06 Mayıs 2025
AZNAVOUR X X X (Monsieur Aznavour) Yönetim ve senaryo: Mehdi Idır, Grand Corps Malade Fransız filmi, 2025 |
Evet, Fransız şarkıcısı Charles Aznavour üzerine bir film... Ülkemizde Fransız kültürü bir zamanlar olduğuna kıyasla çok azaldı. Anglo-Saxon kültür çok daha dominant oldu. Oysa bizler (özellikle de benim gibi Galatasaray mezunları) bu kültüre bağlılığımızı hep koruduk. Benim onca kitabım arasında duygusal olarak en gözdelerimden olan Ne Şurup-Şeker Şarkılardı Onlar (Remzi, 2003- beş baskı), içerdiği Yüzyılın Yüz Şarkısı listesinde birçok Fransız şarkısına yer vermiştir. Edith Piaf, Yves Montand, Gilbert Becaud, Dalida vb. müzikçilere ait... Bu arada bir Aznavour bestesi de var: 31. sıradaki Hier Encore... Ki gerçekten de en sevdiğim parçasıdır o; melodisiyle, inanılmaz hüznüyle, içerdiği hayat dersleriyle…
Ama çok sevdiğim o kadar çok parçası vardır ki... La Boheme’den İl Faut Savoir’a, Emmenez Moi’dan Sur Ma Vie’ye, Les Comediens’den Retiens La Nuit’ye... Ve belki en özel ve yürekli parçası: Eşcinsellere yaşam hakkı veren Comme İls Disent- Dedikleri Gibi şarkısı... Gerçekten de yürek isteyen cesur ve harika bir parça...Ya da din kavramına saygıyla yaklaşan bir diğer başyapıtı: La Mamma... Ve daha neler neler...
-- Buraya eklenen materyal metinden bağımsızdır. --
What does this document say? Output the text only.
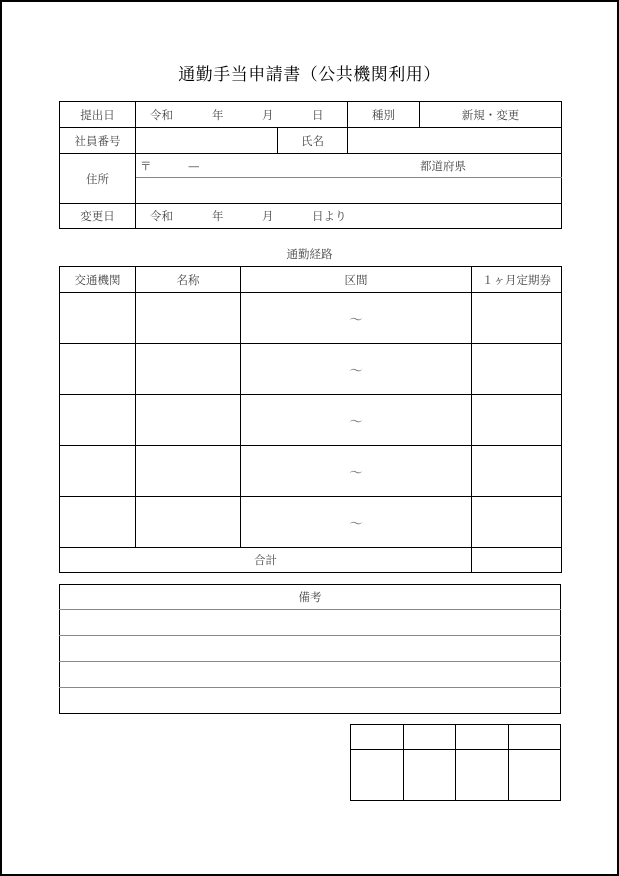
通勤手当申請書（公共機関利用）
提出日	令和 年 月 日		種別	新規・変更
社員番号		氏名		
住所	〒 — 都道府県			

変更日	令和 年 月 日より			
通勤経路
交通機関	名称	区間	１ヶ月定期券
		～	
		～	
		～	
		～	
		～	
合計			
備考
İşte yıllar sonra Aznavour’un hikayesi perdeye aktarıldı. Mehdi Idır ve tanınmış müzik gurubu Grand Corps Malade tarafından yazılmış ve yönetilmiş olarak... Bunun ‘a priori’ (öncelikle) beni ne denli mutlu ettiğini anlatmam kolay değil. Onu gençlik yıllarımda bizzat görüp dinleme fırsatını yakalamıştım. Ülkemize gelmiş ve efsane club Kervansaray’da konser vermişti 1959 yılında... Onu ayrıca birden çok Cannes şenliğinde görüp konuşmuş, dönemin kendine özgü gazetecisi Güngör Denizaşan’ın eliyle birlikte resimlerimiz olmuştu. Sonradan da Geçmiş Zaman Olur Ki adıyla anılarını yazmıştı.
Ve bu kitapta, ya da konuştuğu birçok yerde Türkiye ile ilişkilerinden söz etmişti. Öncelikle annesi Adapazarlı, babası Ahıskalı idi. 2 erkek, 1 kız kardeşi vardı. Bize yakıştırılan, ama sanırım tam doğruluğu kanıtlanamayan “Ermeni soykırımı’nı ne tam benimsemiş ne de inkâr etmişti. Böylece kendisine özgü bir kurnazlıkla, iki yanı da mutlu etmişti. Örneğin 2009 yılında İsviçre’nin başkenti Zürich’de Türkiye ile Ermenistan arasındaki tarihi barış ve barışma törenine bizzat katılmıştı.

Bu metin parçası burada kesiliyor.